Recipe by Daydream
This is one of DH's favourite pork recipes. He found it on a supermarket recipe card and, if he had his way, he would cook it every week! He often adds more winter squash than the amount indicated.
Top Review by klampey
This was REALLY good! Even my kids loved it! I followed exactly except used zucchini instead of winter squash just because that's what I had on hand and it was delicious. I can't wait to try again with winter squash. This is a keeper!
- 1 lb diced tender pork (500g)
- 1 tablespoon olive oil
- 2 teaspoons grated ginger
- 2 cloves garlic, peeled and crushed
- 2 1⁄2 teaspoons ground coriander
- 1 1⁄2 teaspoons ground cumin
- 1 teaspoon ground paprika
- 1 teaspoon asian sweet chili sauce
- 8 ounces winter squash, thinly sliced,250 g (pumpkin)
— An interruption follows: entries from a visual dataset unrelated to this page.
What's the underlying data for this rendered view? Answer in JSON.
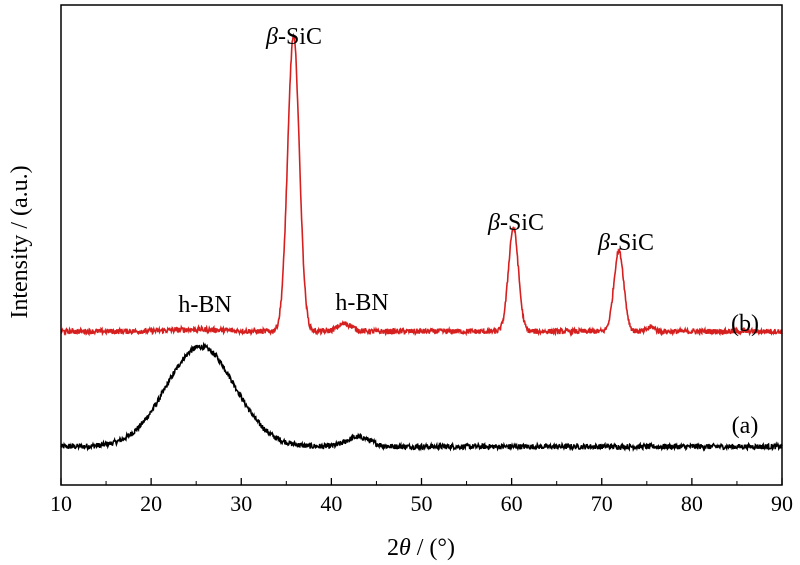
{
  "chart_data": {
    "type": "line",
    "xlabel": {
      "pre": "2",
      "theta": "θ",
      "post": " / (°)"
    },
    "ylabel": "Intensity / (a.u.)",
    "xlim": [
      10,
      90
    ],
    "x_ticks": [
      "10",
      "20",
      "30",
      "40",
      "50",
      "60",
      "70",
      "80",
      "90"
    ],
    "y_ticks": [],
    "grid": false,
    "legend": "none",
    "series": [
      {
        "name": "(a)",
        "color": "#000000",
        "baseline": 1.0,
        "noise": 0.07,
        "peaks": [
          {
            "x": 25.5,
            "height": 2.6,
            "width": 3.8
          },
          {
            "x": 43.0,
            "height": 0.25,
            "width": 1.3
          }
        ]
      },
      {
        "name": "(b)",
        "color": "#d62020",
        "baseline": 4.0,
        "noise": 0.07,
        "peaks": [
          {
            "x": 25.0,
            "height": 0.05,
            "width": 3.0
          },
          {
            "x": 35.8,
            "height": 7.7,
            "width": 0.65
          },
          {
            "x": 41.5,
            "height": 0.2,
            "width": 0.8
          },
          {
            "x": 60.2,
            "height": 2.7,
            "width": 0.55
          },
          {
            "x": 71.9,
            "height": 2.1,
            "width": 0.55
          },
          {
            "x": 75.5,
            "height": 0.12,
            "width": 0.4
          }
        ]
      }
    ],
    "annotations": [
      {
        "id": "bsic1",
        "prefix": "β",
        "text": "-SiC"
      },
      {
        "id": "bsic2",
        "prefix": "β",
        "text": "-SiC"
      },
      {
        "id": "bsic3",
        "prefix": "β",
        "text": "-SiC"
      },
      {
        "id": "hbn1",
        "prefix": "",
        "text": "h-BN"
      },
      {
        "id": "hbn2",
        "prefix": "",
        "text": "h-BN"
      }
    ]
  }
}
- 4 ounces spinach leaves, shredded roughly (100g)
- 1 tablespoon lemon juice
- 1⁄2 teaspoon salt
- 1⁄2 cup chicken stock
- 2 tablespoons chopped fresh cilantro
Directions See How It's Made
- Preheat oven to 350F (180C).
- Heat oil in a large skillet and stir-fry the diced pork in two batches until browned.
- Add ginger, garlic, coriander, cumin and paprika, and stir fry a further minute to cook the spices.
- Add chili sauce, squash, spinach, lemon juice, 1/2 teaspoon salt (or to taste), and chicken stock, and mix well.
- Transfer contents of skillet to a casserole dish, cover tightly and cook in the oven for 45 minutes.
- Check once or twice during cooking that the liquid has not evaporated, and add a little more stock if necessary.
- When the meat and squash are tender, stir through the fresh cilantro and serve with rice.